Context: About a quarter of the sitting Rajya Sabha members have declared criminal cases against themselves, according to an analysis by the Association for Democratic Reforms (ADR) released recently.

More on the analysis by ADR:

  • The report said an analysis of 229 of the 233 Rajya Sabha seats that represent the States and Union Territories showed that 54 MPs or 24% had declared criminal cases.
  • Out of the 229 MPs, which also included the newly-elected representatives, 28 or 12% had declared serious criminal cases.
  • 203 of the 229 MPs or 89% of those analyzed had declared assets over ₹1crore.

Supreme Court orders parties to publish criminal history of Lok Sabha, Assembly candidates

 Source: TH

Need for cleansing the politics:

  • Politics dominate governance: As politics dominates the bureaucracy, and reins in business, civil society and the media, the governance needs to be free from criminal virus.


  1. Politically motivated cases by opponents: The attempt to exclude candidates against whom charges had been framed by a court of law for heinous offenses may lead to serve the political vendetta of the ruling party against their opponents.
  2. Demand from voters: Legislators today are not seen as lawmakers, but problem solvers. 
    1. With our criminal justice system clogged with cases and lawyers fees often far beyond the affordability, the local don standing for elections is often seen as the messiah for delivering quick justice. 

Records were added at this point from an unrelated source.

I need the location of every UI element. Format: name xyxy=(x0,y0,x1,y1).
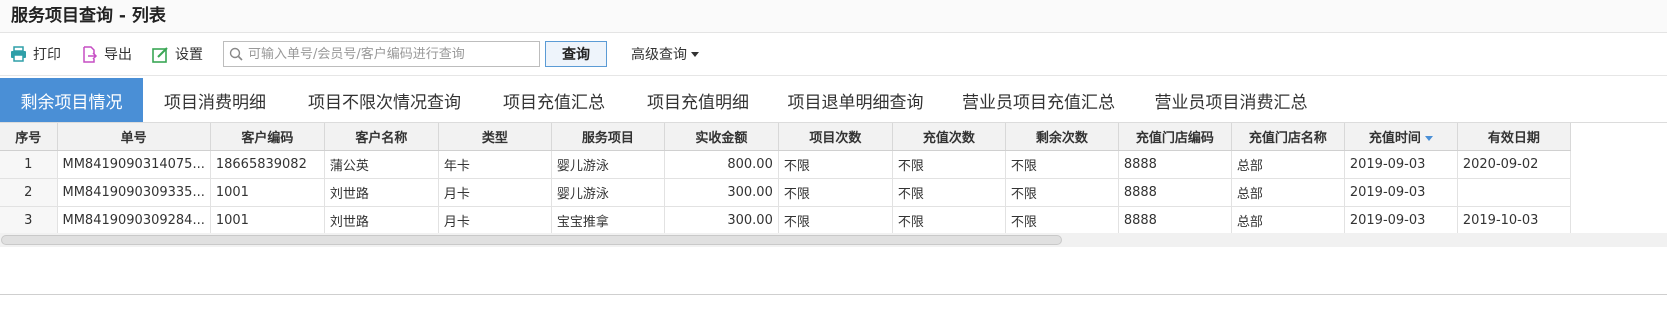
cell-store-code: 8888 xyxy=(1118,178,1232,207)
tab-bar: 剩余项目情况 项目消费明细 项目不限次情况查询 项目充值汇总 项目充值明细 项目… xyxy=(0,78,1667,123)
table-header-row: 序号 单号 客户编码 客户名称 类型 服务项目 实收金额 项目次数 充值次数 剩… xyxy=(0,123,1571,151)
data-grid: 序号 单号 客户编码 客户名称 类型 服务项目 实收金额 项目次数 充值次数 剩… xyxy=(0,123,1667,235)
advanced-query-button[interactable]: 高级查询 xyxy=(631,44,699,64)
cell-recharge-time: 2019-09-03 xyxy=(1344,150,1458,179)
tab-staff-consumption-summary[interactable]: 营业员项目消费汇总 xyxy=(1136,78,1326,122)
cell-customer-code: 18665839082 xyxy=(210,150,325,179)
tab-recharge-summary[interactable]: 项目充值汇总 xyxy=(482,78,626,122)
cell-order-no: MM8419090309284... xyxy=(57,206,211,235)
query-button[interactable]: 查询 xyxy=(545,41,607,67)
cell-recharge-time: 2019-09-03 xyxy=(1344,178,1458,207)
caret-down-icon xyxy=(691,51,699,57)
cell-remaining-count: 不限 xyxy=(1005,178,1119,207)
column-header[interactable]: 序号 xyxy=(0,123,58,151)
print-label: 打印 xyxy=(33,47,61,63)
column-header[interactable]: 服务项目 xyxy=(551,123,665,151)
printer-icon xyxy=(11,46,26,62)
tab-remaining-items[interactable]: 剩余项目情况 xyxy=(0,78,143,122)
row-index: 1 xyxy=(0,150,58,179)
row-index: 2 xyxy=(0,178,58,207)
cell-valid-date: 2020-09-02 xyxy=(1457,150,1571,179)
cell-recharge-count: 不限 xyxy=(892,178,1006,207)
cell-remaining-count: 不限 xyxy=(1005,206,1119,235)
sort-desc-icon xyxy=(1424,136,1433,141)
cell-amount: 300.00 xyxy=(664,178,779,207)
tab-refund-detail[interactable]: 项目退单明细查询 xyxy=(770,78,941,122)
table-row[interactable]: 2 MM8419090309335... 1001 刘世路 月卡 婴儿游泳 30… xyxy=(0,178,1571,207)
horizontal-scrollbar[interactable] xyxy=(0,233,1667,247)
column-header[interactable]: 实收金额 xyxy=(664,123,779,151)
page-title: 服务项目查询 - 列表 xyxy=(0,0,1667,33)
toolbar: 打印 导出 设置 查询 高级查询 xyxy=(0,33,1667,76)
search-input[interactable] xyxy=(224,42,539,66)
column-header-sorted[interactable]: 充值时间 xyxy=(1344,123,1458,151)
settings-button[interactable]: 设置 xyxy=(152,44,203,64)
row-index: 3 xyxy=(0,206,58,235)
export-icon xyxy=(83,45,98,63)
edit-settings-icon xyxy=(152,46,168,63)
cell-item-count: 不限 xyxy=(778,206,893,235)
cell-customer-name: 刘世路 xyxy=(324,206,439,235)
cell-store-name: 总部 xyxy=(1231,150,1345,179)
tab-unlimited-query[interactable]: 项目不限次情况查询 xyxy=(287,78,482,122)
cell-recharge-count: 不限 xyxy=(892,206,1006,235)
cell-service-item: 宝宝推拿 xyxy=(551,206,665,235)
table-row[interactable]: 1 MM8419090314075... 18665839082 蒲公英 年卡 … xyxy=(0,150,1571,179)
cell-amount: 300.00 xyxy=(664,206,779,235)
tab-recharge-detail[interactable]: 项目充值明细 xyxy=(626,78,770,122)
search-box xyxy=(223,41,540,67)
cell-service-item: 婴儿游泳 xyxy=(551,150,665,179)
cell-type: 月卡 xyxy=(438,206,552,235)
export-label: 导出 xyxy=(104,47,132,63)
cell-customer-code: 1001 xyxy=(210,206,325,235)
cell-valid-date xyxy=(1457,178,1571,207)
table-row[interactable]: 3 MM8419090309284... 1001 刘世路 月卡 宝宝推拿 30… xyxy=(0,206,1571,235)
scrollbar-thumb[interactable] xyxy=(1,235,1062,245)
settings-label: 设置 xyxy=(175,47,203,63)
cell-order-no: MM8419090309335... xyxy=(57,178,211,207)
cell-customer-name: 蒲公英 xyxy=(324,150,439,179)
cell-store-code: 8888 xyxy=(1118,206,1232,235)
column-header[interactable]: 充值门店名称 xyxy=(1231,123,1345,151)
column-header-label: 充值时间 xyxy=(1368,131,1421,146)
column-header[interactable]: 充值次数 xyxy=(892,123,1006,151)
export-button[interactable]: 导出 xyxy=(81,44,132,64)
search-icon xyxy=(229,47,243,61)
cell-customer-name: 刘世路 xyxy=(324,178,439,207)
cell-recharge-time: 2019-09-03 xyxy=(1344,206,1458,235)
cell-item-count: 不限 xyxy=(778,178,893,207)
cell-amount: 800.00 xyxy=(664,150,779,179)
column-header[interactable]: 充值门店编码 xyxy=(1118,123,1232,151)
tab-consumption-detail[interactable]: 项目消费明细 xyxy=(143,78,287,122)
tab-staff-recharge-summary[interactable]: 营业员项目充值汇总 xyxy=(941,78,1136,122)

Attempts by judiciary to cleanse politics:

  1. Public Interest Foundation v. Union of India(2018): The court ordered political parties to publish the criminal details of their candidates in their respective websites and print as well as electronic media for public awareness. 
    1. The court held that there is a lack of information about tainted candidates among the citizenry.
    2. The recent judgment was based on a contempt petition filed about the general disregard shown by political parties to this 2018 Constitution Bench judgment. 
  2. Association for Democratic Reforms(ADR) v. Union of Indian: A 2002 judgment of the SC made it obligatory for all candidates to file an affidavit before the returning officer, disclosing criminal cases pending against them.
  3. PUCL v. Union of India: In its 2013 judgment SC upheld the constitutional right of citizens to cast a negative vote in elections. 
    1. The famous order to introduce None of the above (NOTA) was intended to make political parties think before giving tickets to the tainted.
  4. Lily Thomas v. Union of India (2013):  The Supreme Court struck down as unconstitutional Section 8(4) of the Representation of the People Act that allowed convicted lawmakers a three-month period for filing appeals to the higher court and to get a stay on the conviction and sentence.
  5. Public Interest Foundation and Ors. v Union of India (2014): In its landmark judgment of SC directed all subordinate courts to decide on cases involving legislators within a year, or give reasons for not doing so to the chief justice of the high court.

Way ahead

  • Need for strong legislation: To regulate the functioning of political parties and an unbiased and independent authority to implement it. 
  • Judicial activism is an exception rather than a rule: Hence recourse to judicial activism needs to be taken carefully.
  • Being vigilant: In the coming elections, there is the need to be far more vigilant. This includes 
    • Monitoring the affidavits of candidates. 
    • Working with the Election Commission to ensure that information is promptly available on their websites, and
    • Widely circulating this information to voters using all the social media tools available. 

So far whatever significant electoral reforms have taken place have emanated from the Supreme Court. It remains to be seen how the recent judgment will affect the choices of the political establishment and whether it will have the desired effect in eliminating criminality from future legislatures.